There is often a spike in infection rates after hurricanes, as more people are exposed to the bacteria through stagnant pools.

The above reveals the spike in Vibrio cases in the state in the aftermath of Hurricane Ian

The above reveals the spike in Vibrio cases in the state in the aftermath of Hurricane Ian

Cleanup and recovery efforts are underway along the Gulf Coast, where the wave of seawater rushed miles inland, flooding low-lying communities and roads in its path

Cleanup and recovery efforts are underway along the Gulf Coast, where the wave of seawater rushed miles inland, flooding low-lying communities and roads in its path

A backyard of a home is flooded in Steinhatchee, Florida on August 30, 2023 after Hurricane Idalia made landfall

A backyard of a home is flooded in Steinhatchee, Florida on August 30, 2023 after Hurricane Idalia made landfall

Pictured above is a house that collapsed during Hurricane Idalia.  It is pictured at Horseshoe Beach, Florida, on Sept. 1

Pictured above is a house that collapsed during Hurricane Idalia. It is pictured at Horseshoe Beach, Florida, on Sept. 1

However, the bacteria pose a year-round risk to millions of Americans because they prefer warm, brackish water along the shoreline — where people tend to swim.

Once confined to the Gulf of Mexico, warming waters have allowed it to seep into new areas and further and further north.

This year it has already been reported as far as Florida, New York and Connecticut.

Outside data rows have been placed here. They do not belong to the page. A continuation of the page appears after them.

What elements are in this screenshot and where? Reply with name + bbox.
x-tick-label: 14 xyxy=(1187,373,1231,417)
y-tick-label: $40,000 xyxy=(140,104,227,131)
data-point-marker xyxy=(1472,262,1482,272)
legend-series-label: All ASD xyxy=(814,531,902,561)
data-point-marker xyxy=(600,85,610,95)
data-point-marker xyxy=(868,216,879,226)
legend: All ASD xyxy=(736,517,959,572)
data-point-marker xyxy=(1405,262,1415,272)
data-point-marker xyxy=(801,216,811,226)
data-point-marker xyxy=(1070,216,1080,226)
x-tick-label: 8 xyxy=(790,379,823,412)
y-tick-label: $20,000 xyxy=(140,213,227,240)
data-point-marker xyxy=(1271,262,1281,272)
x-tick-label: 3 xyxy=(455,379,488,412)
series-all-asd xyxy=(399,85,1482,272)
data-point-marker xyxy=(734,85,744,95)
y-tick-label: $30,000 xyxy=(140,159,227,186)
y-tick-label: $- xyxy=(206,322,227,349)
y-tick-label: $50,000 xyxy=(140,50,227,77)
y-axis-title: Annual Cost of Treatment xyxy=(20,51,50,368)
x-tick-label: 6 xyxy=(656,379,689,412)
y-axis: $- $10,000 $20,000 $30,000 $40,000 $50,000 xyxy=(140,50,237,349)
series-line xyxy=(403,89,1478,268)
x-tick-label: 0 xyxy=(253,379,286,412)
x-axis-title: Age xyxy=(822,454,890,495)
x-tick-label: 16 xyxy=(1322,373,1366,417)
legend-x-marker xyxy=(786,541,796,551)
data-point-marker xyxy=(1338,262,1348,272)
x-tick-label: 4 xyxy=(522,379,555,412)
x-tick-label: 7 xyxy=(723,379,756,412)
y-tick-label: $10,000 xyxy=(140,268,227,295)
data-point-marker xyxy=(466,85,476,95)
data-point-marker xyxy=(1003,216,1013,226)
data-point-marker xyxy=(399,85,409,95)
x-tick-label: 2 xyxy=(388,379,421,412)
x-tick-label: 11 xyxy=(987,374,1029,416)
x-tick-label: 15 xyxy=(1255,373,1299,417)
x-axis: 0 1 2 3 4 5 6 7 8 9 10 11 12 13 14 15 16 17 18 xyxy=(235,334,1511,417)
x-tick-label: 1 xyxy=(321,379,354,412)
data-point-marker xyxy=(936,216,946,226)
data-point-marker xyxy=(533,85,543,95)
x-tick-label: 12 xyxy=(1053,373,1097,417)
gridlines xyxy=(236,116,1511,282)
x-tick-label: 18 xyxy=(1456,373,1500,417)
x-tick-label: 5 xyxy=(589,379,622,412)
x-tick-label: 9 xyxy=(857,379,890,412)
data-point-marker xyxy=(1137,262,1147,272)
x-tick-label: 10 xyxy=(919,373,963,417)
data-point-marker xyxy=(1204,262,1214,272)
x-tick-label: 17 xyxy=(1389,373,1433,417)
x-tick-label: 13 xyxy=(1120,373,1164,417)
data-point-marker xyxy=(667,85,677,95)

Nine deaths have also been recorded.

Scientists fear that this progress will only continue and that by the year 2040 it will have reached every state in the US.

About 30 percent of people who develop a Vibrio infection die from the disease, scientists say.

Those who are healthy and have strong immune systems have a low risk of infection.

But people with weaker immune systems — such as diabetics and cancer patients — are at greater risk for the disease.